I’ve been lucky enough over the last few years to travel to some amazing places and I’ve decided to set up this blog in order to document them. One reason for this is for personal recollection and another is to share the adventure with others and hopefully encourage people to explore the world and travel.
I guess my love affair with travel started when I was 20. One weekend during my first year of Uni me and two mates got the ‘itch’ and decided to drive to Paris and stay in a great little hostel for 3 nights. It was my first time in a hostel and it felt right from the beginning. Everyone had the same mind-set of meeting new people and just wanted to have a good time. My two mates and I got talking to these 4 Kenya’s and an Israeli chick who we basically spent the weekend with. We went around Paris day and night visiting all the sites, drinking, eating and basically just had a great time. After the weekend was over we said our goodbyes and drove back to London. I left Paris with the decision made that I wanted to travel more and as often as possible.
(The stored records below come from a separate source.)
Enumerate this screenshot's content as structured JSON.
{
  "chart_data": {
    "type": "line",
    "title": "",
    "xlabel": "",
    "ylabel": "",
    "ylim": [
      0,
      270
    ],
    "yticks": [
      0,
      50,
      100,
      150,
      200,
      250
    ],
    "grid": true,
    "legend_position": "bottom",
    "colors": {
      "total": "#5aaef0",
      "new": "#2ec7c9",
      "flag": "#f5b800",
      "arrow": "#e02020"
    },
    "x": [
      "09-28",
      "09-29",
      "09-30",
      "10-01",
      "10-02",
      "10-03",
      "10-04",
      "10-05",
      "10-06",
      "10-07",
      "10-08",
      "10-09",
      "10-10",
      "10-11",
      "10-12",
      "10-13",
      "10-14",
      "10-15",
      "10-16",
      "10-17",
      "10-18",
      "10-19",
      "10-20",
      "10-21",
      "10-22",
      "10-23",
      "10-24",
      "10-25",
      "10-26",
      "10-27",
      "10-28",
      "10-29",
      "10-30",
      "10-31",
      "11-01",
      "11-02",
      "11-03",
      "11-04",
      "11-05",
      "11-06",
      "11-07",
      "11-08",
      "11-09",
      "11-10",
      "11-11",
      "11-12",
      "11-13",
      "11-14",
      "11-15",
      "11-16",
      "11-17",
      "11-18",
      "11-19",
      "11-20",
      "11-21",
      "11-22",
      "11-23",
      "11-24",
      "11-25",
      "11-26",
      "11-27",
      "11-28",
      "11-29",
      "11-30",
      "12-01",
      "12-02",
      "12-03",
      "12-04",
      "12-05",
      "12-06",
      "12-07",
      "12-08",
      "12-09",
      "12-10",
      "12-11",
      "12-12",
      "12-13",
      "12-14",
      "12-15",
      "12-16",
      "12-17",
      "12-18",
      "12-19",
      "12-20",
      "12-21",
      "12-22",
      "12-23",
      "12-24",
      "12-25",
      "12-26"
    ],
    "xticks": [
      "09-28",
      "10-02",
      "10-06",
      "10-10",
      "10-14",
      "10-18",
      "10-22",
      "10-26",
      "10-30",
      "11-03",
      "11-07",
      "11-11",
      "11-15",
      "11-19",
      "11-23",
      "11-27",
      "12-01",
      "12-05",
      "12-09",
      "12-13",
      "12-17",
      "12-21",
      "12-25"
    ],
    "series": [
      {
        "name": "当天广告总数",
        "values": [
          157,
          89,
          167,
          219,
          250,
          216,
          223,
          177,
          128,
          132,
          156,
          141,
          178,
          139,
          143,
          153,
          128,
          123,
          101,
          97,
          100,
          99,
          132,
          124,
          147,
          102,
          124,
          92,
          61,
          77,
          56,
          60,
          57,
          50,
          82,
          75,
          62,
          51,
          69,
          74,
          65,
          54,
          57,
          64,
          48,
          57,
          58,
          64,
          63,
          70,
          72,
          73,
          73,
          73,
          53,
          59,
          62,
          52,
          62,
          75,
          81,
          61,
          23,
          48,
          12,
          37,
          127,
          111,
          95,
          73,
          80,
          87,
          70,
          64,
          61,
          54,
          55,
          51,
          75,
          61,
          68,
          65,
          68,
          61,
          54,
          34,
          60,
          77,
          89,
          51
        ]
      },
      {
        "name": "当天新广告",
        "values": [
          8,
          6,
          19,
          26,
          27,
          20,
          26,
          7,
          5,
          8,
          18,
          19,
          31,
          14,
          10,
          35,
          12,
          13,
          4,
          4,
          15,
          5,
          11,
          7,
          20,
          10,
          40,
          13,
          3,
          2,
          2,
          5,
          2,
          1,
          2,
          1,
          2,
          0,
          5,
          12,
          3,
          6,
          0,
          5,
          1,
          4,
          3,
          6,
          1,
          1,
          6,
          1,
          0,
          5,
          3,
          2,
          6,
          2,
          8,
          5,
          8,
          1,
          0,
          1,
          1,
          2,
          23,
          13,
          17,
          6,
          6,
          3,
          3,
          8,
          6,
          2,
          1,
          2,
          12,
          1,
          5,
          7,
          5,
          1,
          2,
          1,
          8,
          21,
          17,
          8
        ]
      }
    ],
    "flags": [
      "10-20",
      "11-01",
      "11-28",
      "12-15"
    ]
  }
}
That summer, funded by working as a lifeguard every day I had off Uni, I Inter-railed around Europe. The next summer I traveled around South East Asia for 2 months (video Below). Now I’m sitting on a coach after flight from London to Boston on my way to start my next adventure; working at a summer camp in the USA. The camp is in the US state of Maine and I’ll be staying there for 11 weeks working as a swim teacher and lifeguard. After this my visa allows me to travel the country for 30 days until I have to return home at the end of September.